Ce “plein pays” dont il arpente les recoins est peuplé d’un seul homme. Titan au regard houleux sous un casque de cheveux bruns, échine crevassée par l’aridité du dehors, habits de maille sans âge et sans lavage, Monsieur Massou règne en maître sur sa baraque et les bois qui l’entourent. Monsieur Massou fragmente son quotidien en rituels. Monsieur Massou trompe son isolement en écoutant en boucle l’écho de sa propre voix sur un poste à cassettes défoncé.
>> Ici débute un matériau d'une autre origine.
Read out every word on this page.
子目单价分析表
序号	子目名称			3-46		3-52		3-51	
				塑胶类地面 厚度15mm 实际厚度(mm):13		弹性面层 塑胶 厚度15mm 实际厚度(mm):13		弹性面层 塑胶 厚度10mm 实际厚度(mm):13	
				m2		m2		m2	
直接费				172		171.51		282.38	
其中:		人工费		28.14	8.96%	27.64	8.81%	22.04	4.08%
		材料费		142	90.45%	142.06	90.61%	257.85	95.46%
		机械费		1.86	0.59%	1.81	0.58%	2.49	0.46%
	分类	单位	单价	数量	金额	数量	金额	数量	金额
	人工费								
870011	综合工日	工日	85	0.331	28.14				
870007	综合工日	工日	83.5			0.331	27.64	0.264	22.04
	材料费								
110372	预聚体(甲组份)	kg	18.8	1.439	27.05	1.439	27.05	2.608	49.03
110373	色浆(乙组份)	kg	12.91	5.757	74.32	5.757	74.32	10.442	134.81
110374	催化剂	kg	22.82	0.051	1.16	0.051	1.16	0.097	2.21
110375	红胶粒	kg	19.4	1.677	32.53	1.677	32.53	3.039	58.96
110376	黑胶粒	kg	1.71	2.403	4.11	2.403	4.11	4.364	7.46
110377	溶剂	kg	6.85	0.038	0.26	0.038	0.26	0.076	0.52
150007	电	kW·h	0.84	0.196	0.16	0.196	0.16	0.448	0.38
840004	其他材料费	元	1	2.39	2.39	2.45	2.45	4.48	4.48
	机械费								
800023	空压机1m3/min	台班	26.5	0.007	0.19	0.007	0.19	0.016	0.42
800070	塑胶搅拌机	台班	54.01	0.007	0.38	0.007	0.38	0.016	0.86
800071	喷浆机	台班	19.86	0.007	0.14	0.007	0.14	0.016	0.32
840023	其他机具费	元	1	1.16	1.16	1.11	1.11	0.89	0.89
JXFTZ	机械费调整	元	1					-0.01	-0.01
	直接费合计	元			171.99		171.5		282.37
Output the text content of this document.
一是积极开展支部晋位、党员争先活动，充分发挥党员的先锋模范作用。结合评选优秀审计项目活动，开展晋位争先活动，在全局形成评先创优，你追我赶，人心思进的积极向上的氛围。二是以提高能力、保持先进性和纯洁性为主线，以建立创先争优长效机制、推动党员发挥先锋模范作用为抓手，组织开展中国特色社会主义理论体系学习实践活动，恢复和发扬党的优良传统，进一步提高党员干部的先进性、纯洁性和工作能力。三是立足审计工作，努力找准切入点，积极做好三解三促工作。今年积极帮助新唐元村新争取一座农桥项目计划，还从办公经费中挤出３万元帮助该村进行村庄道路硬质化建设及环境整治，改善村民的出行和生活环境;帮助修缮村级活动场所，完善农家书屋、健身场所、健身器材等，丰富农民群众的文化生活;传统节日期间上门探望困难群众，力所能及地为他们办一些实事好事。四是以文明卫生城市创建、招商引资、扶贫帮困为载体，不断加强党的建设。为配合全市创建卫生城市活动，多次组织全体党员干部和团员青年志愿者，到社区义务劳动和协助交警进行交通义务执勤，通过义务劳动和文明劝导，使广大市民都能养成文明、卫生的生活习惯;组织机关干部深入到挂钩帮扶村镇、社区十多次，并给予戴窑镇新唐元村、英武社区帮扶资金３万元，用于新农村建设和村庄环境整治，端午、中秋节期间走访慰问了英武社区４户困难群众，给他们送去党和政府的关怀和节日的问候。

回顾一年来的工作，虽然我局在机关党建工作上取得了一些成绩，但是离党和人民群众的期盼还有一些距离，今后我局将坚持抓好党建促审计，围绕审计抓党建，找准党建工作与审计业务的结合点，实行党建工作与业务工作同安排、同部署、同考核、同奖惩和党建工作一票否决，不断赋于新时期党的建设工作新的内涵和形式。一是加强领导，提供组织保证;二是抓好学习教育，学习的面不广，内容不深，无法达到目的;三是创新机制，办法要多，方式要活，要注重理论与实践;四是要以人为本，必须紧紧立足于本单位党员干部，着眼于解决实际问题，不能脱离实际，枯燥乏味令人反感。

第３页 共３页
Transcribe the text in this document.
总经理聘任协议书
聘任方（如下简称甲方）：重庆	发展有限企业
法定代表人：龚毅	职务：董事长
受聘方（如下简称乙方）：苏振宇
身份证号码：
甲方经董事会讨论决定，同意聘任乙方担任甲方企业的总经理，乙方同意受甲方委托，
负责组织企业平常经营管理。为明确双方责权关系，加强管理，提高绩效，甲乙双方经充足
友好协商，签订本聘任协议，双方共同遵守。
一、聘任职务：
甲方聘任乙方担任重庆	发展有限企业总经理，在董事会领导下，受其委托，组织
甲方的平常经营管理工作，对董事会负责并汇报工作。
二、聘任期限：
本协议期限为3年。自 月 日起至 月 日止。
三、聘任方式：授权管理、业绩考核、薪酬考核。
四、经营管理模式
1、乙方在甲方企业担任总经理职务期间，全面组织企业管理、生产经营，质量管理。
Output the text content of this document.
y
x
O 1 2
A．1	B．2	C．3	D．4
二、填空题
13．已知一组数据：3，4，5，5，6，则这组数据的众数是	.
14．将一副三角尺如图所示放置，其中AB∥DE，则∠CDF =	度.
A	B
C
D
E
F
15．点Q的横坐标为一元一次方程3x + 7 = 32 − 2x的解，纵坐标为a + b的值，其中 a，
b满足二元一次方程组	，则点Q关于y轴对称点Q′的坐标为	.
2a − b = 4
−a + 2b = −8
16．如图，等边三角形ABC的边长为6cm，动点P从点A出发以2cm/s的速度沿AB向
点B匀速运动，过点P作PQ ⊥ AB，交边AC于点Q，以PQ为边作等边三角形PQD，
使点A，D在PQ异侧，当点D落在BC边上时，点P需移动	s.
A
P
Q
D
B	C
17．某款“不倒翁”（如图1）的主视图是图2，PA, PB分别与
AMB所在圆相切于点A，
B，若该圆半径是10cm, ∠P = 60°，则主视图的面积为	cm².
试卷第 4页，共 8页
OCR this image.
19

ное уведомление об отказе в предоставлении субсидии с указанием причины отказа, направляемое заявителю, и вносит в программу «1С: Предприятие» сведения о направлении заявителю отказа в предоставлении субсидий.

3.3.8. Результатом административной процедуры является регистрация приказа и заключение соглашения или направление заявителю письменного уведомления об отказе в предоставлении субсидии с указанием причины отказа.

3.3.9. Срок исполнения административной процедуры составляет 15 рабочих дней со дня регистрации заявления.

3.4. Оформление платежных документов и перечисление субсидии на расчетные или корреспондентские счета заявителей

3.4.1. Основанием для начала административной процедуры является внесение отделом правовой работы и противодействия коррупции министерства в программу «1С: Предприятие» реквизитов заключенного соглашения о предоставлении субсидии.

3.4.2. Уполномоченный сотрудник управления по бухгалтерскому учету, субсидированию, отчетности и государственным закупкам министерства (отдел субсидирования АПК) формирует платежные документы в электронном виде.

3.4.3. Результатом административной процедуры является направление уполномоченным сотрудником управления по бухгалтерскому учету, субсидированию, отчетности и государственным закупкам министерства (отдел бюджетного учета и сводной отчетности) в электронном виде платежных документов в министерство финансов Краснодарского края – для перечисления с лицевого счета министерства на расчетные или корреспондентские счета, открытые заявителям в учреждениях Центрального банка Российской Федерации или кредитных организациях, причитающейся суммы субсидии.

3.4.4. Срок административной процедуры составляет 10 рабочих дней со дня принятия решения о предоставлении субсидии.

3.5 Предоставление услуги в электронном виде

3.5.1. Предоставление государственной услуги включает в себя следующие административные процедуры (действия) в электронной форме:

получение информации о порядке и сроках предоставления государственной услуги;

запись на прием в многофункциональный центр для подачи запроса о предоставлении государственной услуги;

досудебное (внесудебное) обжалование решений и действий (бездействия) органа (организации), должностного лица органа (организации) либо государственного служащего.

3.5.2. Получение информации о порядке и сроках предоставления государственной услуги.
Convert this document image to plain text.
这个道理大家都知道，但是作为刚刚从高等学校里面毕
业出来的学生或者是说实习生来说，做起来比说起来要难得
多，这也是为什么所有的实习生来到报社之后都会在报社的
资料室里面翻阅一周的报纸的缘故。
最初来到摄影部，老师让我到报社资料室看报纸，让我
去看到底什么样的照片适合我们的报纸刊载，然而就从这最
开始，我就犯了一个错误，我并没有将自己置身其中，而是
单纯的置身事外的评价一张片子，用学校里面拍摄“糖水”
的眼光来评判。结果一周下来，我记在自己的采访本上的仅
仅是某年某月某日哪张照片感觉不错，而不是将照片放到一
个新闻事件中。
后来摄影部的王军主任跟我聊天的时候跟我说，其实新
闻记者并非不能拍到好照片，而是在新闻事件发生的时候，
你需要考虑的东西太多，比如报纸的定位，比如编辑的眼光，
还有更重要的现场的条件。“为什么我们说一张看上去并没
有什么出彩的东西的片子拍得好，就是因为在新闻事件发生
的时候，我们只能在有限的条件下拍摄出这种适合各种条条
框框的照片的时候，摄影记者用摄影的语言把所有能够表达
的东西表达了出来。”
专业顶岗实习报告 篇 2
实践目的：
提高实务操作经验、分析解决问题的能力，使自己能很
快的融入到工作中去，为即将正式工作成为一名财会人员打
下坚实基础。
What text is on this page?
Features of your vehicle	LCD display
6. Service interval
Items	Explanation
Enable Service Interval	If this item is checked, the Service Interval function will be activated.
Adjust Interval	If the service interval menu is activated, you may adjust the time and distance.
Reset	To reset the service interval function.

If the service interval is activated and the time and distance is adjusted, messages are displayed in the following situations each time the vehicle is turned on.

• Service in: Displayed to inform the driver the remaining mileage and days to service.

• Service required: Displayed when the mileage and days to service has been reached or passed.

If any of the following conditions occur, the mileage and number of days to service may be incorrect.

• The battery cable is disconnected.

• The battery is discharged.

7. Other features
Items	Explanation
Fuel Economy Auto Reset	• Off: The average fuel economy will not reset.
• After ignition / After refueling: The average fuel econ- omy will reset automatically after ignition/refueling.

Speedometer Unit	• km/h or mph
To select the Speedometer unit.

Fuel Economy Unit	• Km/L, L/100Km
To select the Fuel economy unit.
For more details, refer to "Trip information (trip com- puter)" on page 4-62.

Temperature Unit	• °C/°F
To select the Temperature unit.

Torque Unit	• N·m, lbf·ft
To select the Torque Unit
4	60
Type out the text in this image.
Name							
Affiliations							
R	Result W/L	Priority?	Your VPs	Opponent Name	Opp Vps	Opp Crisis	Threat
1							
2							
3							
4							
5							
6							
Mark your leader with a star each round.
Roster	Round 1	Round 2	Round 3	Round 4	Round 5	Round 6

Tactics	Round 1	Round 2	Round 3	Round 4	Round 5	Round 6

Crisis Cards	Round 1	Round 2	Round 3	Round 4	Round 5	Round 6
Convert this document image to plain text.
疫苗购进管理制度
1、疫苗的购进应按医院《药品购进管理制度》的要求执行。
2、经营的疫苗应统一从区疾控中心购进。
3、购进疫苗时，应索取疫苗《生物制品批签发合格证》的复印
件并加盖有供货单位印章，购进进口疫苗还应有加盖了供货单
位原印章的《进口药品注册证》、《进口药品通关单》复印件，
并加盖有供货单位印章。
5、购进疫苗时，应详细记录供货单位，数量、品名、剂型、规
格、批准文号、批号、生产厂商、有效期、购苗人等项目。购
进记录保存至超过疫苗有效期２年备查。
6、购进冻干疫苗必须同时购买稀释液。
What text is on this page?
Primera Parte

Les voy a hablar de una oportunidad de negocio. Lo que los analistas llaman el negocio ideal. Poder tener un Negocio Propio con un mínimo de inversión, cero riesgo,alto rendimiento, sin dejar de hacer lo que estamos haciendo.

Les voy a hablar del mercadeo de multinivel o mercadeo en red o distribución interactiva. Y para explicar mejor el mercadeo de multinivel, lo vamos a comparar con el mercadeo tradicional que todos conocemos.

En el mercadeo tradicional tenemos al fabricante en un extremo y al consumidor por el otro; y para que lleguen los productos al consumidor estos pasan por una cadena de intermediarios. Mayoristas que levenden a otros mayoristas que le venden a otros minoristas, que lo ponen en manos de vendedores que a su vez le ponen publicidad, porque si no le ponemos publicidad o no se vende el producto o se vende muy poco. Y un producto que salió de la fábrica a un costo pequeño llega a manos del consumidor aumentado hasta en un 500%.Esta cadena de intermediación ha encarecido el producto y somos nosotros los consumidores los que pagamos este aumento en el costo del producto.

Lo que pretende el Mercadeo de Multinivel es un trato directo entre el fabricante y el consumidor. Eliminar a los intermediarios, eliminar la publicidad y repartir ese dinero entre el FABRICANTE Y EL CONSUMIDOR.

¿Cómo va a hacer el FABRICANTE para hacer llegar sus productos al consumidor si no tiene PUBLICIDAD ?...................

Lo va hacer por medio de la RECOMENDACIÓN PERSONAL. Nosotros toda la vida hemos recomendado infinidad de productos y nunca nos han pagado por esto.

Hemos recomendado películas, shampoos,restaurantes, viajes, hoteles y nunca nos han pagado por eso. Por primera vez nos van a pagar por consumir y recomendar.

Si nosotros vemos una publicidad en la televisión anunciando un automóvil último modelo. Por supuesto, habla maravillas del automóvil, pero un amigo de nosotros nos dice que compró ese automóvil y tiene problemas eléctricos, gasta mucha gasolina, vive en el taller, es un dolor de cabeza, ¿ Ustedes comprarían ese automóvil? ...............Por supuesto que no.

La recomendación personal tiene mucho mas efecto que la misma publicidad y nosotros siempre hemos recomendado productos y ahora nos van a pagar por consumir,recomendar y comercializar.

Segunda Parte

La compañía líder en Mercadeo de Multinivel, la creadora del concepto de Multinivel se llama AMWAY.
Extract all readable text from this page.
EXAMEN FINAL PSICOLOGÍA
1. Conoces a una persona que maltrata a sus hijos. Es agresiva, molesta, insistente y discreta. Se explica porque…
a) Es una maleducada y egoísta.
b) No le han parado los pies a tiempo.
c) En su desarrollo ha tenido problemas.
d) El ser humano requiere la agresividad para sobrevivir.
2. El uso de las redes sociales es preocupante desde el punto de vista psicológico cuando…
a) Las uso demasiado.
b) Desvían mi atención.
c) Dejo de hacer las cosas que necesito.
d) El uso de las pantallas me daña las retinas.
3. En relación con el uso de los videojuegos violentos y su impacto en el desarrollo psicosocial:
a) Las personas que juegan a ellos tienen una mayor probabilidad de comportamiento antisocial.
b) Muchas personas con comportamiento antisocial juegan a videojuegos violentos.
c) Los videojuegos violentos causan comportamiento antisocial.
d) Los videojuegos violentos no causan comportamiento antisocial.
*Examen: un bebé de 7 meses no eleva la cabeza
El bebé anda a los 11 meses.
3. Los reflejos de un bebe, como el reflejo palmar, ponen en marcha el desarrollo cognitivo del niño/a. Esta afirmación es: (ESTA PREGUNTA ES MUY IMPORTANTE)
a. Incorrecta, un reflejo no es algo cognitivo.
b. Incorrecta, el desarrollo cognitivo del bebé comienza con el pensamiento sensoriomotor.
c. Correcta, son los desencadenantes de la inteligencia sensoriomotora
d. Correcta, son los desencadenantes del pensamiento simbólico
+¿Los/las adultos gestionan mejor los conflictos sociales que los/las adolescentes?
Monsieur Massou est pathologiquement taraudé par l’apocalypse, indéniablement obsédé par la Brigitte Bardot des Yéyés, éternellement amoureux d’une Marie-Ange qu’il a connue enfant. Monsieur Massou soulève à bout de bras des pierres cent fois plus lourdes que lui et creuse, sculpte et peint depuis trente ans “une petite grotte artificielle” dont lui seul connaît l’accès. Monsieur Massou est tout cela à la fois. La visite du royaume s’organise en rencontre et Antoine Boutet s’approche à petits pas.
L’ensemble du film semble raconter ce travail de recherche perpétuel de la juste distance entre le filmeur et son sujet et l’une de ses vraies réussites est d’être ostensiblement emprunt de temps, gonflé de couches qui se superposent. Des traces de poussières et d’usure déposées sur la peau et les vêtements à la durée nécessaire de l’apprivoisement entre deux hommes, deux différences. Film géographique, Le plein pays joue sans cesse entre le dehors et le dedans, la surface et les abysses, le public et l’intime. Abordé comme le fut jadis le Kaspar Hauser de Werner Herzog, ce personnage s’impose dans ses ambiguïtés et abasourdit finalement par ses atours de mythe moderne. Sisyphe éternel, porteur des fardeaux du monde, bâtisseur de son propre empire, échappé d’une civilisation devenue, par ses renoncements, trop petite pour lui, le personnage n’en finit plus d’écrire ses propres labyrinthes.
Présenté lors de la dernière édition du FID Marseille, Le plein pays y détonait par sa capacité à affronter un bout de monde avec une vraie grâce et une indolente fausse légèreté. Il fallait la poésie pudique et le goût d’Antoine Boutet pour les beautés du monde pour nourrir ce voyage nécessaire en utopie. On aurait aimé qu’ils y soient récompensés.